Shares of automotive aftermarket parts and accessories retailer Autozone (AZO 0.42%) are outracing the broader market so far this year. While the S&P 500 index has tacked on a respectable 11% in the first five months of 2019, Autozone stock has appreciated nearly 25%. 

During the company's fiscal third-quarter 2019 earnings conference call on May 21, CEO Bill Rhodes discussed both near-term success factors and challenges for the remainder of the fiscal year. Below, we'll walk through three quotes from Rhodes' commentary that highlight both opportunities and risks in the months ahead.

Assorted automotive parts on a white background.

Image source: Getty Images.

Sales begin with customer service

It's imperative to remember the high touch nature of this business and the vital role our highly knowledgeable AutoZoners [Autozone employees] play to help our customers maintain and enhance their vehicles.
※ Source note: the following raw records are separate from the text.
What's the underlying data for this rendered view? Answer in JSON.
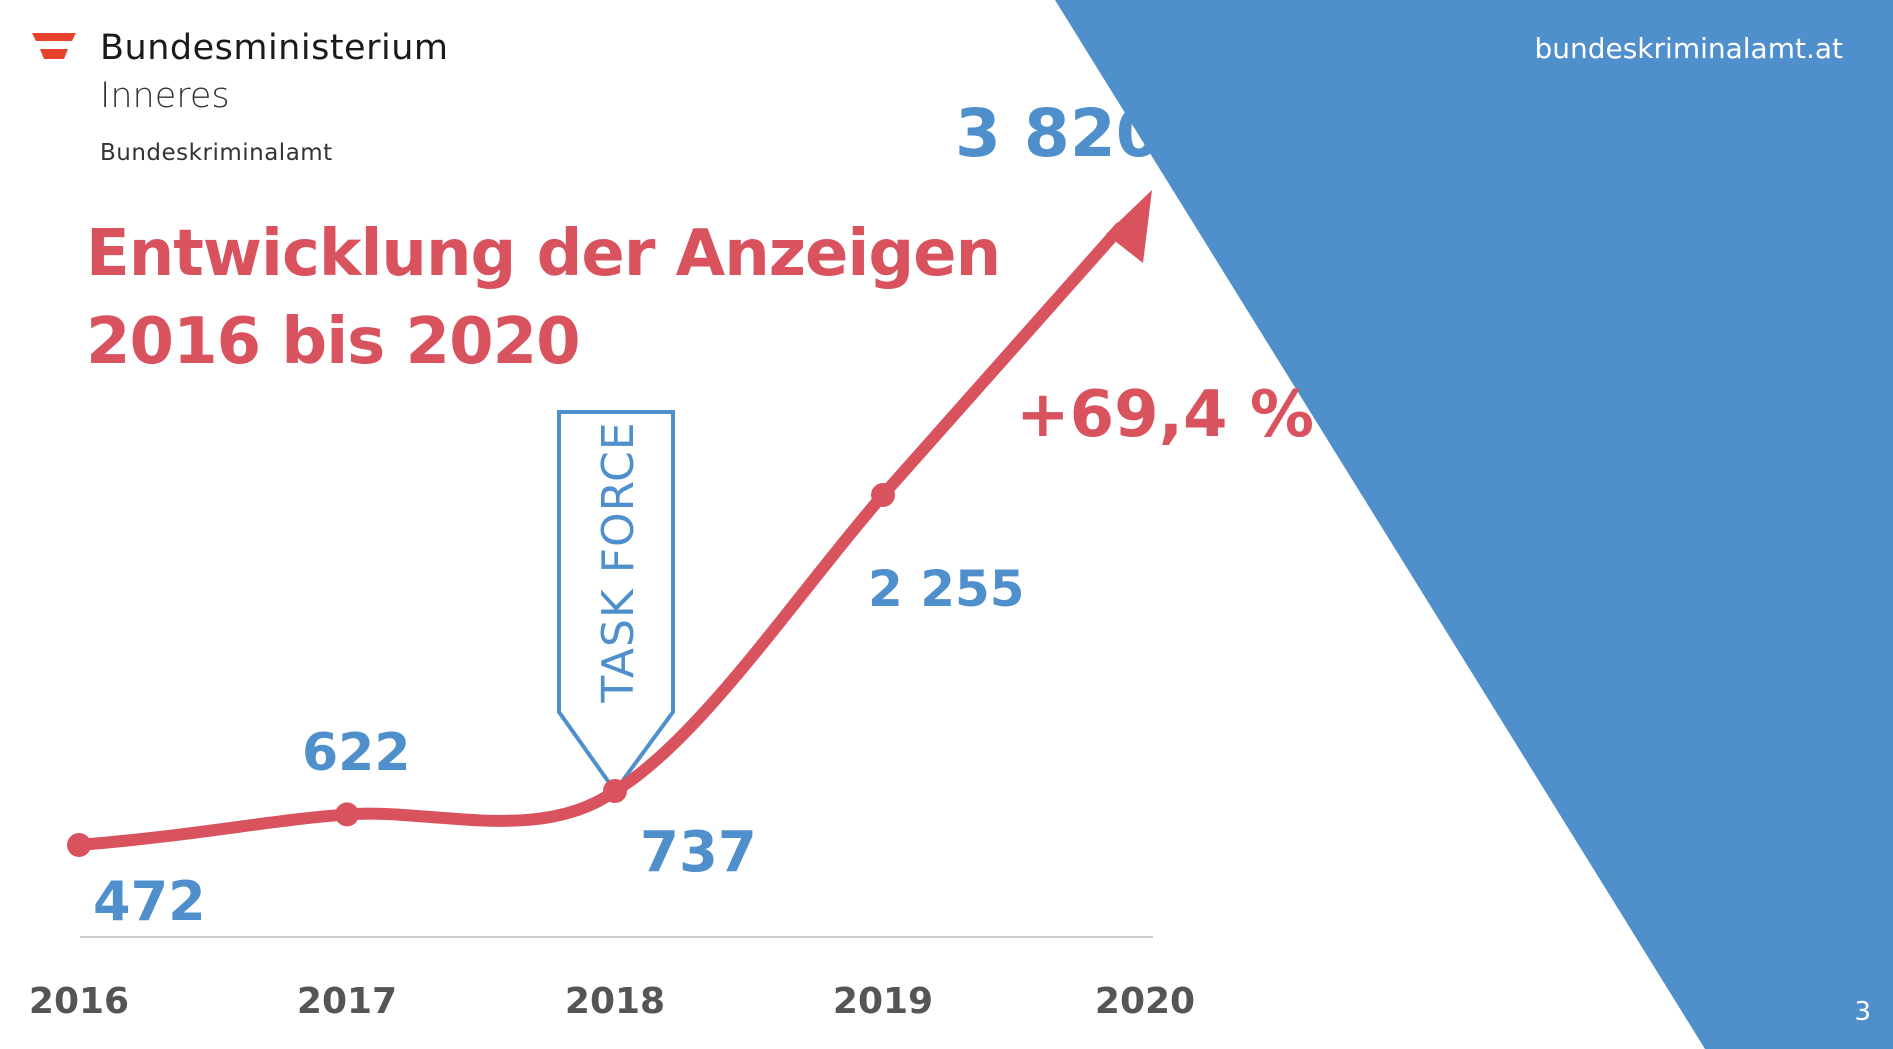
{
  "header": {
    "ministry": "Bundesministerium",
    "ministry_sub": "Inneres",
    "agency": "Bundeskriminalamt",
    "website": "bundeskriminalamt.at"
  },
  "slide": {
    "title_line1": "Entwicklung der Anzeigen",
    "title_line2": "2016 bis 2020",
    "page_number": "3"
  },
  "colors": {
    "accent_red": "#d9535f",
    "accent_blue": "#4f8fcc",
    "flag_red": "#e8412c",
    "axis_text": "#555555"
  },
  "chart_data": {
    "type": "line",
    "categories": [
      "2016",
      "2017",
      "2018",
      "2019",
      "2020"
    ],
    "values": [
      472,
      622,
      737,
      2255,
      3820
    ],
    "value_labels": [
      "472",
      "622",
      "737",
      "2 255",
      "3 820"
    ],
    "annotations": {
      "growth": "+69,4 %",
      "marker": "TASK FORCE",
      "marker_category": "2018"
    },
    "title": "Entwicklung der Anzeigen 2016 bis 2020",
    "xlabel": "",
    "ylabel": "",
    "grid": false,
    "legend": "none"
  },
  "icons": {
    "logo": "austrian-flag-icon"
  }
}
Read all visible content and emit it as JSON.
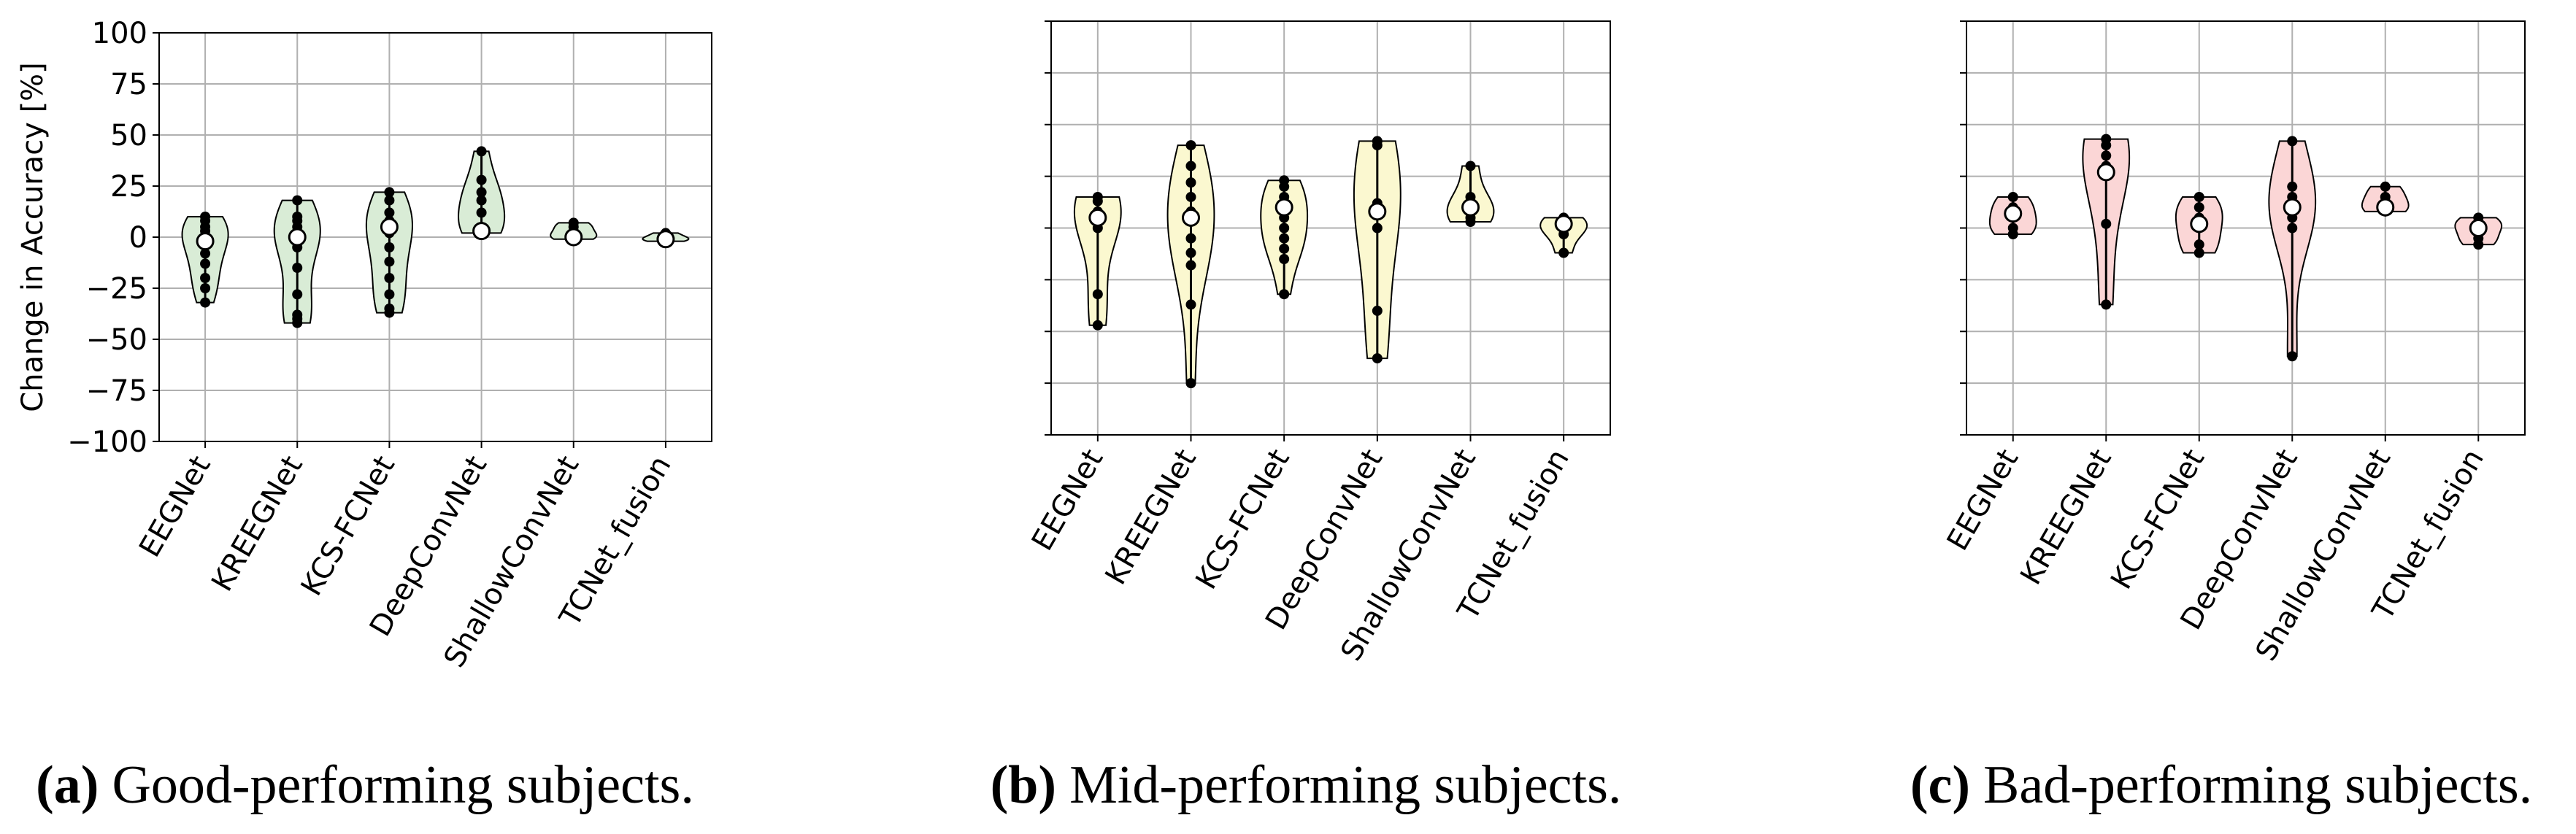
{
  "chart_data": [
    {
      "type": "violin",
      "caption_label": "(a)",
      "caption": "Good-performing subjects.",
      "ylabel": "Change in Accuracy [%]",
      "categories": [
        "EEGNet",
        "KREEGNet",
        "KCS-FCNet",
        "DeepConvNet",
        "ShallowConvNet",
        "TCNet_fusion"
      ],
      "points": [
        [
          10,
          8,
          5,
          3,
          0,
          -3,
          -8,
          -13,
          -20,
          -25,
          -32
        ],
        [
          18,
          10,
          8,
          5,
          2,
          0,
          -5,
          -15,
          -28,
          -38,
          -40,
          -42
        ],
        [
          22,
          18,
          12,
          8,
          5,
          2,
          -5,
          -12,
          -20,
          -28,
          -35,
          -37
        ],
        [
          42,
          28,
          22,
          18,
          12,
          5,
          3,
          2
        ],
        [
          7,
          5,
          2,
          0,
          -1
        ],
        [
          2,
          0,
          -1,
          -2
        ]
      ],
      "medians": [
        -2,
        0,
        5,
        3,
        0,
        -1
      ],
      "color": "#d9ecd6",
      "ylim": [
        -100,
        100
      ],
      "yticks": [
        {
          "value": -100,
          "label": "−100"
        },
        {
          "value": -75,
          "label": "−75"
        },
        {
          "value": -50,
          "label": "−50"
        },
        {
          "value": -25,
          "label": "−25"
        },
        0,
        25,
        50,
        75,
        100
      ],
      "show_ytick_labels": true,
      "grid": true
    },
    {
      "type": "violin",
      "caption_label": "(b)",
      "caption": "Mid-performing subjects.",
      "categories": [
        "EEGNet",
        "KREEGNet",
        "KCS-FCNet",
        "DeepConvNet",
        "ShallowConvNet",
        "TCNet_fusion"
      ],
      "points": [
        [
          15,
          13,
          8,
          5,
          0,
          -32,
          -47
        ],
        [
          40,
          30,
          22,
          15,
          8,
          3,
          -5,
          -12,
          -18,
          -37,
          -75
        ],
        [
          23,
          20,
          15,
          10,
          5,
          0,
          -5,
          -10,
          -15,
          -32
        ],
        [
          42,
          40,
          12,
          8,
          0,
          -40,
          -63
        ],
        [
          30,
          15,
          10,
          5,
          3
        ],
        [
          5,
          3,
          0,
          -3,
          -12
        ]
      ],
      "medians": [
        5,
        5,
        10,
        8,
        10,
        2
      ],
      "color": "#fbf8d0",
      "ylim": [
        -100,
        100
      ],
      "yticks": [
        -100,
        -75,
        -50,
        -25,
        0,
        25,
        50,
        75,
        100
      ],
      "show_ytick_labels": false,
      "grid": true
    },
    {
      "type": "violin",
      "caption_label": "(c)",
      "caption": "Bad-performing subjects.",
      "categories": [
        "EEGNet",
        "KREEGNet",
        "KCS-FCNet",
        "DeepConvNet",
        "ShallowConvNet",
        "TCNet_fusion"
      ],
      "points": [
        [
          15,
          10,
          5,
          0,
          -3
        ],
        [
          43,
          40,
          35,
          30,
          2,
          -37
        ],
        [
          15,
          10,
          5,
          0,
          -8,
          -12
        ],
        [
          42,
          20,
          15,
          10,
          5,
          0,
          -62
        ],
        [
          20,
          15,
          10,
          8
        ],
        [
          5,
          2,
          0,
          -5,
          -8
        ]
      ],
      "medians": [
        7,
        27,
        2,
        10,
        10,
        0
      ],
      "color": "#fbd6d6",
      "ylim": [
        -100,
        100
      ],
      "yticks": [
        -100,
        -75,
        -50,
        -25,
        0,
        25,
        50,
        75,
        100
      ],
      "show_ytick_labels": false,
      "grid": true
    }
  ]
}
As a physical store-based retailer with some 6,300 locations, Autozone understands the importance of engaged and knowledgeable customer-facing employees. Superior customer service engenders repeat business while helping to rebuff threats from direct competitors -- and also Amazon.com, which has recently ramped up efforts to gain aftermarket auto parts market share.
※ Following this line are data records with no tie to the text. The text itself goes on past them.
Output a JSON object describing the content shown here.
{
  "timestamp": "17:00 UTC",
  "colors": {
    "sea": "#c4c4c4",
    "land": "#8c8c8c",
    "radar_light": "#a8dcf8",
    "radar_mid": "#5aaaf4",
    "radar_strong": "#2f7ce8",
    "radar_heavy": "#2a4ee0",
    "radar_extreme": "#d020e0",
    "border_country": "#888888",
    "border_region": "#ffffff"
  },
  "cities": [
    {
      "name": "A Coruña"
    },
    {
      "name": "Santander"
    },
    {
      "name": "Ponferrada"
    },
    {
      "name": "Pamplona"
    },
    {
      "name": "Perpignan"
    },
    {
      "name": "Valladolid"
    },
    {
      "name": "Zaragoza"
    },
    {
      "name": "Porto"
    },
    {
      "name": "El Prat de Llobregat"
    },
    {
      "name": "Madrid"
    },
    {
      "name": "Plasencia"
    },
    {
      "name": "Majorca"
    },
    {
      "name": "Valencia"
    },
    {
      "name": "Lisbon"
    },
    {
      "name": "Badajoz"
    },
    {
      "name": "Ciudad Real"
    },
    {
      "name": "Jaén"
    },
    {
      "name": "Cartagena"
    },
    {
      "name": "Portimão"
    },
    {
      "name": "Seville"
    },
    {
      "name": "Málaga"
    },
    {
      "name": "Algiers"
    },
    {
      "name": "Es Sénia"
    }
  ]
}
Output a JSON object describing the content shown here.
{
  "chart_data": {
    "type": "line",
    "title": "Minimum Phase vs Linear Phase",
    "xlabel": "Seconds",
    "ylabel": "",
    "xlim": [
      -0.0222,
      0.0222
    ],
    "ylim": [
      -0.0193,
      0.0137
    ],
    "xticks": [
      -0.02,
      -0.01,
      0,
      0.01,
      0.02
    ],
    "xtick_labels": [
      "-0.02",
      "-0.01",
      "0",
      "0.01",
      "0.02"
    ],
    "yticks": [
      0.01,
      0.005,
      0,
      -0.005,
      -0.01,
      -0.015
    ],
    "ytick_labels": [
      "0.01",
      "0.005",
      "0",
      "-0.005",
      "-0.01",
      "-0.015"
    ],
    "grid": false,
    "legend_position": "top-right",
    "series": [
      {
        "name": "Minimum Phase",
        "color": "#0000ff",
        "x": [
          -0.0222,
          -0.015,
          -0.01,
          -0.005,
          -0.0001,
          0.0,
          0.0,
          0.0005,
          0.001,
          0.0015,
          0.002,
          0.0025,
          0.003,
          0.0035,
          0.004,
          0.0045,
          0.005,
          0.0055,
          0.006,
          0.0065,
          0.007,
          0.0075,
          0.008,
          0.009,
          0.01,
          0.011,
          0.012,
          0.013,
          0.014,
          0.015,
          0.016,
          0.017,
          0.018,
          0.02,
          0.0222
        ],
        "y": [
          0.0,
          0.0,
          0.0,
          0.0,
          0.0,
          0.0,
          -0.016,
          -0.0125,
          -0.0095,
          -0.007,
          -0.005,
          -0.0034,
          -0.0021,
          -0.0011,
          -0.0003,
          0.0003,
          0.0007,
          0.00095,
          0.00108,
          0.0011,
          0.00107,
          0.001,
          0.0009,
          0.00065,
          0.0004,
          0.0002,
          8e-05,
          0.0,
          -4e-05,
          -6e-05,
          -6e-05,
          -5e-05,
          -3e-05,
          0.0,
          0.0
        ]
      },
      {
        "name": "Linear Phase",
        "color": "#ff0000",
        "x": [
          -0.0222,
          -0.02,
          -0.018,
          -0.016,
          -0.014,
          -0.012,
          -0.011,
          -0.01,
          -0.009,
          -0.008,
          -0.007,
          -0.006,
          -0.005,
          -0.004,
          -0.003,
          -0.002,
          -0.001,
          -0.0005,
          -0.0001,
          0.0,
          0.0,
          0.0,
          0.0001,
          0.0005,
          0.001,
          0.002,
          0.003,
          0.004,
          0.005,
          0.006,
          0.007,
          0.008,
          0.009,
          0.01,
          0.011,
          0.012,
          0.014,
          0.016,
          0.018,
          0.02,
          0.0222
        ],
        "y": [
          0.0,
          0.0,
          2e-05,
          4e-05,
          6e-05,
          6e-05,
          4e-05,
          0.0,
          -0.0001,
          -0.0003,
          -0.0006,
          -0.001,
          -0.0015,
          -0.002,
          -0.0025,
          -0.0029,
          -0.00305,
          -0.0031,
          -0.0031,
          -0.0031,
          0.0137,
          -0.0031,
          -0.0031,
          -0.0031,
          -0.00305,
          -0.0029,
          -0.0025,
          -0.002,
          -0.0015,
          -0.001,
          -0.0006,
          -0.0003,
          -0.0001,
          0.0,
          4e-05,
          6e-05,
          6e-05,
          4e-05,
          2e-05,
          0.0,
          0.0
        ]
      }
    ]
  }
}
Rhodes tied the company's admirable comparable sales growth in the third quarter of nearly 4% to a recent wage adjustment last fall for the company's "most tenured" employees, to ensure that Autozone's compensation was competitive within its market. 

In addition, Rhodes observed that management is focused on increasing the engagement of store teams with customers. This manifests in a directive that has even store managers and district managers making customer service calls, which, Rhodes notes, are also in effect sales calls. 

In essence, in the auto parts and accessories business, healthy sales rely on personalized customer engagement, and Autozone is marshaling resources to ensure that knowledgeable employees maintain close and frequent interactions with retail and commercial customers.

A strategy for dealing with escalating tariffs

Over the course of the last year or so, there has been significant focus on tariffs and inflation. After months of being in a steady state, the United States increased tariffs with China recently. When the first tariffs went active in September, [we were] able to negotiate many of the increases away due to the change in the Chinese currency. As the additional tariffs were just added, it is too early for us to know the implications.

While it may be too early for Autozone to assess the implications of rising tariffs as a consequence of the U.S./China trade dispute, Rhodes made clear during the call that Autozone intends to pass on the impact of rising costs to customers. 

Rhodes explained that Autozone's retail parts prices have increased at mid-single-digit levels over a period of years, due to factors such as better technology or improved components (which make parts last longer).

The company's actual cost inflation, however, has been more muted. New products are initially made in low quantities. With consumer uptake, production scales at greater efficiency, easing the pressure on costs. This bears on both brand-name parts and private-label parts Autozone contracts from manufacturers.

Thus, when you take into account historical retail price inflation for customers and subdued cost inflation on Autozone's books, the inference is that Autozone's total price increases to customers have been within acceptable bounds over the years, and that it has some room to initiate tariff-based price increases.

The company will, of course, have more data in hand over the next couple of quarters, but for now, management appears confident that customers won't react with sticker shock at an initial round of pass-through price escalation.

Network expansion will pave the way for more retail and commercial growth

When we originally launched our mega hub initiative, we said we felt we could open 25 to 40 mega hubs domestically, and as we've said every time we have discussed their performance, they have outperformed our expectations. Today, as a result, we are expanding our expectations for long-term mega hubs to 70 to 90 in the United States.

Along with customer engagement, inventory availability and speed of delivery are pillars of the automotive parts business. Commercial customers especially prize the ability of a parts vendor to place and deliver parts within hours. 

To this point, Autozone has invested aggressively in network expansion to provide a wider variety of inventory to stores. The company now has 174 hub stores as inventory distribution points, as well as 28 "mega hubs." Autozone has opened 8 new hubs this year and plans to open at least 3 more mega hubs before year-end.

By more than doubling the expected number of mega hubs it can open over the long term, Autozone is projecting that it can grab a much larger share of the automotive parts market than the 3% it currently claims. In addition, a more robust network of mega hubs reveals the organization's ambitions to grow its commercial business. Currently, approximately 85% of Autozone's U.S. stores have a commercial program catering to mechanic and repair shops, and this group could benefit from even greater parts variety. 

Finally, beefing up its distribution network helps Autozone protect its business from the looming threat of Amazon by sharpening its delivery edge to commercial customers. In the parts business, swift delivery of items to mechanics is almost as important, and sometimes more important, than price.